Clearly things are slowly getting worse out there, advertising is becoming more and more stupid and nobody seems to be keeping it clean, clear, honest and real.

Tell the advertisers and content owners they have done wrong.

Get in contact through the owner of the site, tell them you were disappointed with the advertising that you were forced to sit through. If the site owners get enough complaints they may consider leaving the advertising agency for a better one.

Use automatic advert blockers.

I’m not against someone making an honest income, but when the adverts just get in the way of the content then I see no wrong in blocking the adverts automatically. There are many good tools for this, including AdBlockPlus. This is especially useful if the content owner isn’t listening to your complaints. People shouldn’t be able to make money keeping people unhappy.

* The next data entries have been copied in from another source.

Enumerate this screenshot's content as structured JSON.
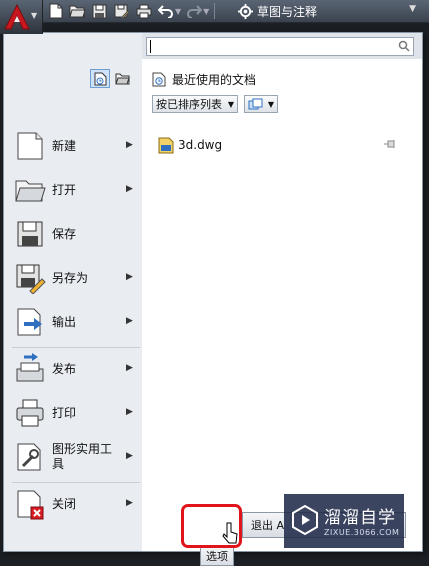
{
  "qat": {
    "workspace_label": "草图与注释",
    "icons": [
      "new-file-icon",
      "open-folder-icon",
      "save-icon",
      "save-as-icon",
      "print-icon",
      "undo-icon",
      "redo-icon"
    ]
  },
  "search": {
    "value": ""
  },
  "left": {
    "items": [
      {
        "label": "新建",
        "icon": "new-icon",
        "has_submenu": true
      },
      {
        "label": "打开",
        "icon": "open-icon",
        "has_submenu": true
      },
      {
        "label": "保存",
        "icon": "save-icon",
        "has_submenu": false
      },
      {
        "label": "另存为",
        "icon": "save-as-icon",
        "has_submenu": true
      },
      {
        "label": "输出",
        "icon": "export-icon",
        "has_submenu": true
      },
      {
        "label": "发布",
        "icon": "publish-icon",
        "has_submenu": true
      },
      {
        "label": "打印",
        "icon": "print-icon",
        "has_submenu": true
      },
      {
        "label": "图形实用工具",
        "icon": "drawing-utilities-icon",
        "has_submenu": true
      },
      {
        "label": "关闭",
        "icon": "close-icon",
        "has_submenu": true
      }
    ]
  },
  "right": {
    "title": "最近使用的文档",
    "sort_label": "按已排序列表",
    "files": [
      {
        "name": "3d.dwg"
      }
    ]
  },
  "buttons": {
    "options": "选项",
    "exit": "退出 A"
  },
  "watermark": {
    "name": "溜溜自学",
    "url": "ZIXUE.3066.COM"
  },
  "colors": {
    "highlight": "#e1141b",
    "menu_bg": "#e9edf2",
    "accent_blue": "#2e6fc0"
  }
}
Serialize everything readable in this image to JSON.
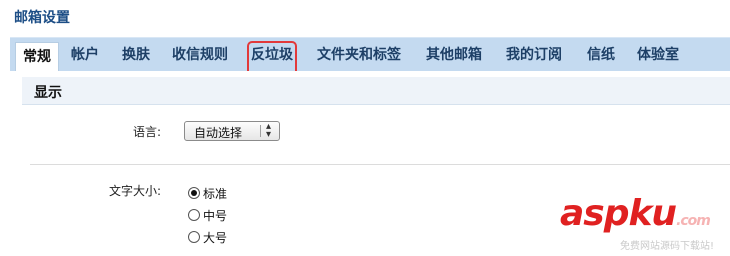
{
  "page": {
    "title": "邮箱设置"
  },
  "tabs": [
    {
      "label": "常规",
      "active": true
    },
    {
      "label": "帐户"
    },
    {
      "label": "换肤"
    },
    {
      "label": "收信规则"
    },
    {
      "label": "反垃圾",
      "highlighted": true
    },
    {
      "label": "文件夹和标签"
    },
    {
      "label": "其他邮箱"
    },
    {
      "label": "我的订阅"
    },
    {
      "label": "信纸"
    },
    {
      "label": "体验室"
    }
  ],
  "section": {
    "title": "显示"
  },
  "language": {
    "label": "语言:",
    "selected": "自动选择"
  },
  "font_size": {
    "label": "文字大小:",
    "options": [
      "标准",
      "中号",
      "大号"
    ],
    "selected_index": 0
  },
  "watermark": {
    "logo": "aspku",
    "logo_suffix": ".com",
    "subtext": "免费网站源码下载站!"
  },
  "colors": {
    "tabbar_bg": "#c4daf0",
    "title_color": "#1d4e86",
    "highlight_border": "#e2393a",
    "watermark_red": "#e02121"
  }
}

Again, talk to the content owners before seeking automated measures. They may listen and remove the offending advertising from their content.

Ad-blockers don’t work?

Once again, speak to the content owner. If that fails, leave and don’t return. There’s no bigger protest than loosing your audience.

Conclusion

I’m not against content owners seeking funding, I do this myself…

I am against advertisers acting irresponsibly by introducing massive cost to the user through huge battery usage, expensive mobile internet usage, large CPU processing requirements, distraction, frustrations and the most precious commodity of all: time. I don’t want to spend my remaining days being begged for money, you shouldn’t want that either.

My message to advertising agencies:

Please be considerate to the people receiving your adverts. Improvements can be made in terms of technical usage (reduced CPU, bandwidth and battery usage) and quality of service (reducing expectations of what your users have to do for you).

My message to content owners:

Review your advertising suppliers. All it takes is for an agency to disregard your users and the users will leave you. Treat your users with respect and they will appreciate the effort you make balancing income with user experience.

My message to the public:

Don’t be complacent and don’t remain silent. Change the internet for the better by simply recognising what is wrong and telling people how they can improve.